The Zeiss Major Planetarium (German Zeiss-Großplanetarium) is a planetarium in Berlin, and one of the largest modern stellar theatres in Europe. It is located on the borders of the Ernst-Thälmann-Park housing estates in the Prenzlauer Berg locality of Berlin.

==History==
It was one of the last buildings built in the GDR, constructed in 1987, the 750th anniversary of Berlin. Planning for the area commenced with old gas works to be torn down by 1981. The anniversary gave an opportunity to the Communist government to create a new style of housing estate with decorative high-rise residential buildings, a cultural centre with restaurants, and a planetarium supposed to be larger than the old one in the Archenhold Observatory of Berlin.

The building was designed by architect Erhardt Gißke, and opened on schedule on 9 October 1987.

==Description==
The dome of the main hall has a diameter of 23 m and is equipped with a Universarium IX planetarium projector from Carl Zeiss AG.

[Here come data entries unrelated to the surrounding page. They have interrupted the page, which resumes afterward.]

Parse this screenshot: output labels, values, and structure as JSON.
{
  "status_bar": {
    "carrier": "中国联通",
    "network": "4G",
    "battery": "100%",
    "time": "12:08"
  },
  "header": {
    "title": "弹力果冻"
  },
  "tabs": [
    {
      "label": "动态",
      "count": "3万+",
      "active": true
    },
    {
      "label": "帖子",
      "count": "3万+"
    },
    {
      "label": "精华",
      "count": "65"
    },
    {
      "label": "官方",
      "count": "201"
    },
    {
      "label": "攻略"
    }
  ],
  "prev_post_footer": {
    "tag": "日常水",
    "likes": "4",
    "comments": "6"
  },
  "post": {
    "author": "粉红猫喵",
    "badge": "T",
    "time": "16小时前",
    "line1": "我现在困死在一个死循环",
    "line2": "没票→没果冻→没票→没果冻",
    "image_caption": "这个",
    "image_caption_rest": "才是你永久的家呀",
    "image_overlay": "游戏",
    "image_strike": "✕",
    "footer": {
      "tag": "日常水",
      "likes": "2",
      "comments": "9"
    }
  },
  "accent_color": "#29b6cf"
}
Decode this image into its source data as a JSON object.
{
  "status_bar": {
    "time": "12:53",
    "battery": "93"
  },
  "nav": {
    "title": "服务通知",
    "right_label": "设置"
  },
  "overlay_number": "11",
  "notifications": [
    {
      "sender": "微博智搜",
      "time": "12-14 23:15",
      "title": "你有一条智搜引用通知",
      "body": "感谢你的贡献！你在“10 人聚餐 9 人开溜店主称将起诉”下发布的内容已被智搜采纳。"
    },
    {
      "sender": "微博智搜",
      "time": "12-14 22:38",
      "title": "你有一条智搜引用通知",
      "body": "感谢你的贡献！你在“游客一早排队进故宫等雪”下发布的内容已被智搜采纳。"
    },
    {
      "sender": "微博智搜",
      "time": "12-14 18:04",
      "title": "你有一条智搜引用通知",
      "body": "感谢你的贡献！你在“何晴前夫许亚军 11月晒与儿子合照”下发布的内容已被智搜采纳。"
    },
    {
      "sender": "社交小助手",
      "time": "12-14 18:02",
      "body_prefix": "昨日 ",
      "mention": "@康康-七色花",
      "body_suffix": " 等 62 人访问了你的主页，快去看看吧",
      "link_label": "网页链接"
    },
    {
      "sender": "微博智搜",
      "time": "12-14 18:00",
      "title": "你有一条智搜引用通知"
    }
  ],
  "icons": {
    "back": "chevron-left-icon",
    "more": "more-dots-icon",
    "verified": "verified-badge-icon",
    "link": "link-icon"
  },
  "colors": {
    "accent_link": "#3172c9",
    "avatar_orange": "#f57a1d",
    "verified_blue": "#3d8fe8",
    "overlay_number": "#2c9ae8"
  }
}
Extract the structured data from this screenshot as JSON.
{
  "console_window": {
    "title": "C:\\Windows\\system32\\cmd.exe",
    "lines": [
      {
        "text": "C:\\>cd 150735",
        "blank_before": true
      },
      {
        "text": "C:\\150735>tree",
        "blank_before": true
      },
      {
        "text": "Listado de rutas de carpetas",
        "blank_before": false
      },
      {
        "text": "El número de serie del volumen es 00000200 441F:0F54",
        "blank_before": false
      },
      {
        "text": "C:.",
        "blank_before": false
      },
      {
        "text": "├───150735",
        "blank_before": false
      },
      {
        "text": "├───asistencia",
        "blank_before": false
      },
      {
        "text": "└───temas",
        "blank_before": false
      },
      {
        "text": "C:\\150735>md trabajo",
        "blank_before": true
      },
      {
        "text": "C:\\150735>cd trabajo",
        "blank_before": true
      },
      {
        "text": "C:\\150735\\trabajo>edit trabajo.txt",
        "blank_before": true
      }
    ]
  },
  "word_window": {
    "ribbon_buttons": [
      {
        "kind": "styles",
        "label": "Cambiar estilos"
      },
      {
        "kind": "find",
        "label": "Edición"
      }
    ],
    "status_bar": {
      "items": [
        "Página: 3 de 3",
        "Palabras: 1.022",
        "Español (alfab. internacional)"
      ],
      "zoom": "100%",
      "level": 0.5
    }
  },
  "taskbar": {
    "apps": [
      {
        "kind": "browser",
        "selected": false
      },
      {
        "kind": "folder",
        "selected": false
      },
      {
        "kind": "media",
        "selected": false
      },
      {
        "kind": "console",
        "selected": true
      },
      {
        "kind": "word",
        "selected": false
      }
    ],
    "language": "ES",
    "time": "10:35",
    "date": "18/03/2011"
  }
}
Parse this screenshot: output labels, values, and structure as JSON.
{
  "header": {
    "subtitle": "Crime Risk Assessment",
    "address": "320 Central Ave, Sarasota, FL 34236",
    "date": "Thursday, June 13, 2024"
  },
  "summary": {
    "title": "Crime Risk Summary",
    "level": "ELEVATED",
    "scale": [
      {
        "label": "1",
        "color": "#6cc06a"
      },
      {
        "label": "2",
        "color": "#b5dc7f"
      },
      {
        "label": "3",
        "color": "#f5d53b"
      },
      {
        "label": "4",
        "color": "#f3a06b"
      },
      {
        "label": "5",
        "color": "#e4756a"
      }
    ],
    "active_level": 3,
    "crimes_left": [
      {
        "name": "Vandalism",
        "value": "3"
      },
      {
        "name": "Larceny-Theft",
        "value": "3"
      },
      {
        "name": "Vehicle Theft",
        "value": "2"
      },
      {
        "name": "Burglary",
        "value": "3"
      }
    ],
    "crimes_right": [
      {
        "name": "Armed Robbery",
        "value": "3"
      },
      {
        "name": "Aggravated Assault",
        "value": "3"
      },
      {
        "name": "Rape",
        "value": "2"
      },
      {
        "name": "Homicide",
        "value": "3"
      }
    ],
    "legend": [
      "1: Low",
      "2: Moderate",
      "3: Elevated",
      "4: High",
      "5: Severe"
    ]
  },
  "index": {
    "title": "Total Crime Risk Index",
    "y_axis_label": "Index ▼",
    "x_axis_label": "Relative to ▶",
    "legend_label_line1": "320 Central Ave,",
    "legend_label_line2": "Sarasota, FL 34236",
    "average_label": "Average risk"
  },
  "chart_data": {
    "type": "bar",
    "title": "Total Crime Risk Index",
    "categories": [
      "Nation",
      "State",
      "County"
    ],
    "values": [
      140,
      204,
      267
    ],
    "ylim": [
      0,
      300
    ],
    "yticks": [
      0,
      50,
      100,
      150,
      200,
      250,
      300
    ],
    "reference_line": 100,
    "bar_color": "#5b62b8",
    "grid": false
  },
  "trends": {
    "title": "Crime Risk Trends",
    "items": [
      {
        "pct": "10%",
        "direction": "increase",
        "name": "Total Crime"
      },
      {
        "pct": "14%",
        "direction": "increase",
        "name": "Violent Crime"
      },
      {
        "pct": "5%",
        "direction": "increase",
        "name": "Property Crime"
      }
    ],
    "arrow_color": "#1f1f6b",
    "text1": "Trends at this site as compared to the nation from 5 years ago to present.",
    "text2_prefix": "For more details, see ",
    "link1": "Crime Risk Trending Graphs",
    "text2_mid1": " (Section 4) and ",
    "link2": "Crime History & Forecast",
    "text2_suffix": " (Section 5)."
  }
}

There is also a café and a movie theatre with 160 seats. The dome hall has not only a planetarium projector but also up to 100 slide projectors, a laser show installation, and sound equipment, including a recording studio to create new shows.

==Uses==
The building is not only used for astronomy shows; the dome hall with 292 seats also allows for music concerts and audio drama, with a regularly scheduled "audio theatre under a starry sky" (Hörspielkino unterm Sternenhimmel) running since 1995.

It serves as one of many venues for the Berlin International Film Festival each February. It has two spaces available for film screenings: the planetarium hall with 307 seats, and a cinema hall with 160 seats. It was one of the last buildings built in the GDR, constructed in 1987.